Never tried it, so talking out of my ass here. If that's some production environment you're talking about then just ignore me.
Why not just use pRDM (maybe even over NPIV, if HBA allows)?

Alright, I'm still pretty new to this and you lost me at the first acronym.

RDM is Raw Device Mapping.
http://pubs.vmware.com/vsphere-4-esxi-installable-vcenter/index.jsp?topic=/com.vmware.vsphere.esxi_server_config.doc_41/esx_server_config/raw_device_mapping/c_about_raw_device_mapping.html
It's for ESX 4 , but this feature hasn't changed much anyway. And I don't think it requires VT-d.

NPIV is an N-Port ID Virtualization. That's an HBA feature, allows creating virtual FC WWPNs on adapter level and passing them into virtual machine. Also doesn't require VT-d, buuuut requires a switched FC fabric, so if you have a DAS, it may be not an option.
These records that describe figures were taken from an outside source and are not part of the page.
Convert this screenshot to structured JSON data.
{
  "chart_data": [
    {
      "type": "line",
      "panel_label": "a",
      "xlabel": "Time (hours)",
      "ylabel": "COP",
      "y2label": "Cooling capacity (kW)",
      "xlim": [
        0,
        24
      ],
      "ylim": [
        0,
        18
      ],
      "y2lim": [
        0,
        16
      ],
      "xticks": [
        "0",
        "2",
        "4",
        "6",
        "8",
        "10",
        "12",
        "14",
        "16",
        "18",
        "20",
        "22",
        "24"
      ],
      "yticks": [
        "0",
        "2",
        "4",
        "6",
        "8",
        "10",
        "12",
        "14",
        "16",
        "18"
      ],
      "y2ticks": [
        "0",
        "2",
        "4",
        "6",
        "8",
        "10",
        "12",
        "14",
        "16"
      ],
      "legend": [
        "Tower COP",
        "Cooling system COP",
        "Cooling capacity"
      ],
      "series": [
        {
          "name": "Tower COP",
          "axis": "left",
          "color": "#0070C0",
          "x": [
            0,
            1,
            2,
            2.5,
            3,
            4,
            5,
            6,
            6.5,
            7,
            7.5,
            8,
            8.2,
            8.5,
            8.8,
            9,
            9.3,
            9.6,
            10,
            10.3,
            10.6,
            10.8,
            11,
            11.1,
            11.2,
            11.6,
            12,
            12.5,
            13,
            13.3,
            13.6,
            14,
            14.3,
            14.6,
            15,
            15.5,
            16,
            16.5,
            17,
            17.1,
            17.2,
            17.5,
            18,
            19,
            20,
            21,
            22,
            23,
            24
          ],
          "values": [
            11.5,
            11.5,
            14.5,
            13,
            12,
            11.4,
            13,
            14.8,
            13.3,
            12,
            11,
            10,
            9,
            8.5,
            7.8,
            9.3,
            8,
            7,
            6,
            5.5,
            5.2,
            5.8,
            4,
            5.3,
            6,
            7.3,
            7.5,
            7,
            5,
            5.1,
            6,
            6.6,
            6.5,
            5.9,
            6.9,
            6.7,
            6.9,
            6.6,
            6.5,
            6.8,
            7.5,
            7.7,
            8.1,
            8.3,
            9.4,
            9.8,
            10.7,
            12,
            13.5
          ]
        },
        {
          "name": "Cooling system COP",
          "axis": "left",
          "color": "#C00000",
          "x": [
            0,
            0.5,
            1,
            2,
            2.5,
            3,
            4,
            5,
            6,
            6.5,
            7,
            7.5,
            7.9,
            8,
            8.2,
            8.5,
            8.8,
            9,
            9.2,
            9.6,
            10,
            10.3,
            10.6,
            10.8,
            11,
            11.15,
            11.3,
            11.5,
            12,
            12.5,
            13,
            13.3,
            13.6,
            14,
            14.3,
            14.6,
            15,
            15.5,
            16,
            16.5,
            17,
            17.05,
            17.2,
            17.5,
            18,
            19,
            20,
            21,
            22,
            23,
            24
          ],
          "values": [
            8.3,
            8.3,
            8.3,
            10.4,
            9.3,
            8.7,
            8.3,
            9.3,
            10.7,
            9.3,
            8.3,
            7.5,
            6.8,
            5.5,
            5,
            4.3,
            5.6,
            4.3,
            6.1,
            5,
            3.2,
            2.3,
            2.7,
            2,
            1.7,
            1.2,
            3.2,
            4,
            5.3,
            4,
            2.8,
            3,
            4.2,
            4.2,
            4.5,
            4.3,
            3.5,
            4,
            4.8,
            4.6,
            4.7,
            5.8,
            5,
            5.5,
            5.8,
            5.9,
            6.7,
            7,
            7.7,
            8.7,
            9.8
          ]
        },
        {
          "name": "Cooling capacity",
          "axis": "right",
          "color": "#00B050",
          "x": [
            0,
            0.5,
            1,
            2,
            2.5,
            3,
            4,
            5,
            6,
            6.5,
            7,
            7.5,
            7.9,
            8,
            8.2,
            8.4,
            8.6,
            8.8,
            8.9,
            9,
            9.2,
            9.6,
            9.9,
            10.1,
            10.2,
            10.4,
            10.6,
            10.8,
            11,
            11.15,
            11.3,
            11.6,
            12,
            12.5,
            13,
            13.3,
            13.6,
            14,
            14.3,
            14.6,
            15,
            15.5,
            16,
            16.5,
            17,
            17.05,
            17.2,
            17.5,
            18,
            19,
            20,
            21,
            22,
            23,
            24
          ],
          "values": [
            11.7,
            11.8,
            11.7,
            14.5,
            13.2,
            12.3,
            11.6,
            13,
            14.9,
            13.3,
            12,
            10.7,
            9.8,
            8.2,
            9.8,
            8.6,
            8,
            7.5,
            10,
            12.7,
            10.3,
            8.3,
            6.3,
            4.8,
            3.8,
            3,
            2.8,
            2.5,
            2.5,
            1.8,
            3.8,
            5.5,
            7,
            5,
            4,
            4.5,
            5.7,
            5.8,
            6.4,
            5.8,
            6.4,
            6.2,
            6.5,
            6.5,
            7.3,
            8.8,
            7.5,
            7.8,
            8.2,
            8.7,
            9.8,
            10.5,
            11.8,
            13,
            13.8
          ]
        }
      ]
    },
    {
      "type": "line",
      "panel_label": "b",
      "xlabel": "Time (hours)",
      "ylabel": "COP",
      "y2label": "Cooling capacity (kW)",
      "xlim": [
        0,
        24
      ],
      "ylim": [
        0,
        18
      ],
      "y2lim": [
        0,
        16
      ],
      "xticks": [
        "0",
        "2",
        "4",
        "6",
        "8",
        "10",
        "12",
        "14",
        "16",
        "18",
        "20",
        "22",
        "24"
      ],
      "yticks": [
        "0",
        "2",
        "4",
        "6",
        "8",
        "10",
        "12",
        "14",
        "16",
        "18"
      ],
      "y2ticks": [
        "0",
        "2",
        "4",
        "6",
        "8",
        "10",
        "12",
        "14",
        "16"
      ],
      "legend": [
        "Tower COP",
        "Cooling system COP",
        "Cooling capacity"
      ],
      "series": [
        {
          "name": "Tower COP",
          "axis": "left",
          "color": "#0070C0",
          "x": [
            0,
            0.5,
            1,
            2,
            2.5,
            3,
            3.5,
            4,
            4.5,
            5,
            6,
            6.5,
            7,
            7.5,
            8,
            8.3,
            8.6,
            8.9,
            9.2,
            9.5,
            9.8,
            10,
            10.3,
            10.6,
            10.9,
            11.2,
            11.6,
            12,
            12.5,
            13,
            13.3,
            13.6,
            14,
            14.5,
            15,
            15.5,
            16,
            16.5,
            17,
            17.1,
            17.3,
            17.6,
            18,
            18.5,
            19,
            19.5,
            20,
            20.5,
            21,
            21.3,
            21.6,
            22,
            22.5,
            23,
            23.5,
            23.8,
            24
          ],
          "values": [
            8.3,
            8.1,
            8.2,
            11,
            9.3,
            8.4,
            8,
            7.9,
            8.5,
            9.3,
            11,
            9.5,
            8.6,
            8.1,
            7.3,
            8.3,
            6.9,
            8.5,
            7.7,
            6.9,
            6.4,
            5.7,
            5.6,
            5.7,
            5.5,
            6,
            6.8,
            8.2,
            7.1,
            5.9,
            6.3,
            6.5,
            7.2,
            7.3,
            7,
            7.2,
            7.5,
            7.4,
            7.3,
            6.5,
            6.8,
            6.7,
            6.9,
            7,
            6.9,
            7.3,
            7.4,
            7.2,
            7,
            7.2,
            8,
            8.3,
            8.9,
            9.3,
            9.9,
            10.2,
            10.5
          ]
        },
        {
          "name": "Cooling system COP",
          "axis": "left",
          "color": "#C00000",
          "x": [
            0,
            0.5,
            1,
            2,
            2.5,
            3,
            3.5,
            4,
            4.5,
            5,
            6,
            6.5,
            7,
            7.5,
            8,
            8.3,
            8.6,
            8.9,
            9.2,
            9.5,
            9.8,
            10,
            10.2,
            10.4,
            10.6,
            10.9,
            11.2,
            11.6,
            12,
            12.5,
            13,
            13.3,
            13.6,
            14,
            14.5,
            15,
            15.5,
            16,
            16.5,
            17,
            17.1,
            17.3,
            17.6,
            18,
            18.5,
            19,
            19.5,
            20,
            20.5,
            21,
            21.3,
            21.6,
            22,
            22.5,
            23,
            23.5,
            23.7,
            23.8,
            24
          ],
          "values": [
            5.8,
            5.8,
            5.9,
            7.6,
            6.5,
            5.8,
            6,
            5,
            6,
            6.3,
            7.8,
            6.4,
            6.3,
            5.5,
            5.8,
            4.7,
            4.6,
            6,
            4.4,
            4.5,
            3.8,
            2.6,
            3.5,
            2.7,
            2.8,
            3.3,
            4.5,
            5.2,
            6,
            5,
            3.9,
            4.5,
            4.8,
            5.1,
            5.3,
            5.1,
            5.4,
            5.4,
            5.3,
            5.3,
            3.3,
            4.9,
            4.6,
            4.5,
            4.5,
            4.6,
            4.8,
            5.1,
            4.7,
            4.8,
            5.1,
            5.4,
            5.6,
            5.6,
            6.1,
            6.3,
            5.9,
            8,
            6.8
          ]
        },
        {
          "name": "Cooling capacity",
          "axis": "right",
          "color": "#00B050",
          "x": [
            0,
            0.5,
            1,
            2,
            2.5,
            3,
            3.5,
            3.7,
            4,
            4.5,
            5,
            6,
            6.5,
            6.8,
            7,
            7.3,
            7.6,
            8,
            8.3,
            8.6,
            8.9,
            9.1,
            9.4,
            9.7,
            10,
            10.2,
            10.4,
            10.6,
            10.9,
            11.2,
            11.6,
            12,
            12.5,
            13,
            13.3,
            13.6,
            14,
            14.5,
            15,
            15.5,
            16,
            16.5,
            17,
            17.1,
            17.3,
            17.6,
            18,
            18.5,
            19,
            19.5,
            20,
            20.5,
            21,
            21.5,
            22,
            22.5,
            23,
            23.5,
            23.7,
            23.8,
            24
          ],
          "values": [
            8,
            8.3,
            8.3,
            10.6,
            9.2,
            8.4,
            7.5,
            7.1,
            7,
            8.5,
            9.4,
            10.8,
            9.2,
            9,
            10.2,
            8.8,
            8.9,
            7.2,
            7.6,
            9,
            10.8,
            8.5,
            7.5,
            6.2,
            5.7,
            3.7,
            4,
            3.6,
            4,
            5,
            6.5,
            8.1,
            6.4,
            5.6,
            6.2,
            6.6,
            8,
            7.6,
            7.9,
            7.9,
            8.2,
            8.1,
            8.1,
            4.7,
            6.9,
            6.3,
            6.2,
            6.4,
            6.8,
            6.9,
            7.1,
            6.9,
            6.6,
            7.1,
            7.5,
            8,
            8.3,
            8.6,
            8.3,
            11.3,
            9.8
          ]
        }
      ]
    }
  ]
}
Well first off, thanks for posting links. Reading those has helped clear up a good bit of the fog around this topic for me. At this point, I'm just going to purchase a raid card instead of being deadset on zfs since ESXi doesn't support software raid. Later down the line I'll know a bit more of what to look for when choosing hardware, and do this the right way from the start. Thanks again!